Two next generation sequencing-based approaches will be used to study genomic aberrations in ctDNA and matching tumors of LMS patients: Cancer Personalized Profiling by deep Sequencing (CAPP-Seq) for a highly sensitive quantitative analysis of SNVs and indels, and genome representation profiling for the assessment of genome-wide copy number alterations. This study will evaluate the sensitivity and the extent of genomic abnormalities identified by both methods, and correlate these findings with the clinical follow-up.

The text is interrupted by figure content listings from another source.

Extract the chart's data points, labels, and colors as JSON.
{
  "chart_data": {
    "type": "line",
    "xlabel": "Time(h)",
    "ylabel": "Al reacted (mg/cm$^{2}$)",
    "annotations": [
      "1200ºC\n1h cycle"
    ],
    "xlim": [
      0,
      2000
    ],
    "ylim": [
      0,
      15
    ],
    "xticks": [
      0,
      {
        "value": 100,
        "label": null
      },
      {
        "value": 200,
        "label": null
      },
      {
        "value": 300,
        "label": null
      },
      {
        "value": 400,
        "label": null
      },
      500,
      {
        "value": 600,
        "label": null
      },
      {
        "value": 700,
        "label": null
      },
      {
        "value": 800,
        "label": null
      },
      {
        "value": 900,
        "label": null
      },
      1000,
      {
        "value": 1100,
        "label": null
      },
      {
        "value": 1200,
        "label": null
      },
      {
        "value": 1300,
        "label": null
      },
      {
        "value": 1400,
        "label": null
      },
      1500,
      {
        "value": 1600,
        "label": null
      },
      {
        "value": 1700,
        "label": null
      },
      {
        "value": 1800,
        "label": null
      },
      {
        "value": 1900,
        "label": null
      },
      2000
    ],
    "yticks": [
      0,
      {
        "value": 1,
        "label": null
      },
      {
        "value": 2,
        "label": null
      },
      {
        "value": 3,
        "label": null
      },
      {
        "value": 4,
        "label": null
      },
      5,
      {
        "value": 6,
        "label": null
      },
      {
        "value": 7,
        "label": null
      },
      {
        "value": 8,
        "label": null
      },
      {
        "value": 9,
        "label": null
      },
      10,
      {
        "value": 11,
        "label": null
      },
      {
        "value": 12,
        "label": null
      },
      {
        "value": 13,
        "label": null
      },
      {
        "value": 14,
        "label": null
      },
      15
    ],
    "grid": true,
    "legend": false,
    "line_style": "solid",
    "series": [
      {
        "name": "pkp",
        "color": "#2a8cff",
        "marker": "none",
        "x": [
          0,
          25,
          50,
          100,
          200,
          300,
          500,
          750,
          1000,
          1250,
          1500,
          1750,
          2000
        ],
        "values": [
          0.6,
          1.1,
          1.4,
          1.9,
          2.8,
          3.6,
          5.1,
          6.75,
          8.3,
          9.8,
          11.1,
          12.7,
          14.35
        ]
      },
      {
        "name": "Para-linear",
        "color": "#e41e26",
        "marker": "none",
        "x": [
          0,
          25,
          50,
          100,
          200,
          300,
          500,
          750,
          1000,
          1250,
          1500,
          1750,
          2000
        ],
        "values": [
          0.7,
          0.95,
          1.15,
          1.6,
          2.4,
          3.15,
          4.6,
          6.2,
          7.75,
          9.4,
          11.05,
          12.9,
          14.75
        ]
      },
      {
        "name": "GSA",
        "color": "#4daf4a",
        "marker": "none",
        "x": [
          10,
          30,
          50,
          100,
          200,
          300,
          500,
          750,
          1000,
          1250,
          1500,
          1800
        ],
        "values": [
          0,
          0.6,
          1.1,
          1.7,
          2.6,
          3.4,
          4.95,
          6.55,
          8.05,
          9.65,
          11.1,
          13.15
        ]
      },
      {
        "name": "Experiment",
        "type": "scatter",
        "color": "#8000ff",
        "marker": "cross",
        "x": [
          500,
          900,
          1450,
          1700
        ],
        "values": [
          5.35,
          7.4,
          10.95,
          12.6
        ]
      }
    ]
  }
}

The ultimate goal of this project is to evaluate the clinical utility of serial ctDNA monitoring for improved staging of LMS, more accurate planning of post-operative treatment and long-term follow-up of LMS survivors.

Biography
Joanna Przybyl received a joint PhD degree in molecular oncology from the Catholic University of Leuven, Belgium and Maria Sklodowska-Curie Memorial Cancer Center – Institute of Oncology in Warsaw, Poland. During her doctoral studies she identified novel prognostic factors in synovial sarcoma and characterized novel variants of translocations in synovial sarcoma and endometrial stromal sarcoma. Currently she works as a postdoctoral research fellow in Dr. Matt van de Rijn laboratory at Stanford University. Her research is focused on the development of novel diagnostic and prognostic markers and potential therapeutic targets in sarcomas using next generation sequencing and microarray technology.

Acknowledgement of Support
The 2016 QuadW Foundation-AACR Fellowship for Clinical/Translational Sarcoma Research provides a significant recognition and support for my studies on the clinical applications of circulating tumor DNA in sarcoma patients. This fellowship will help me establish a successful career in sarcoma research.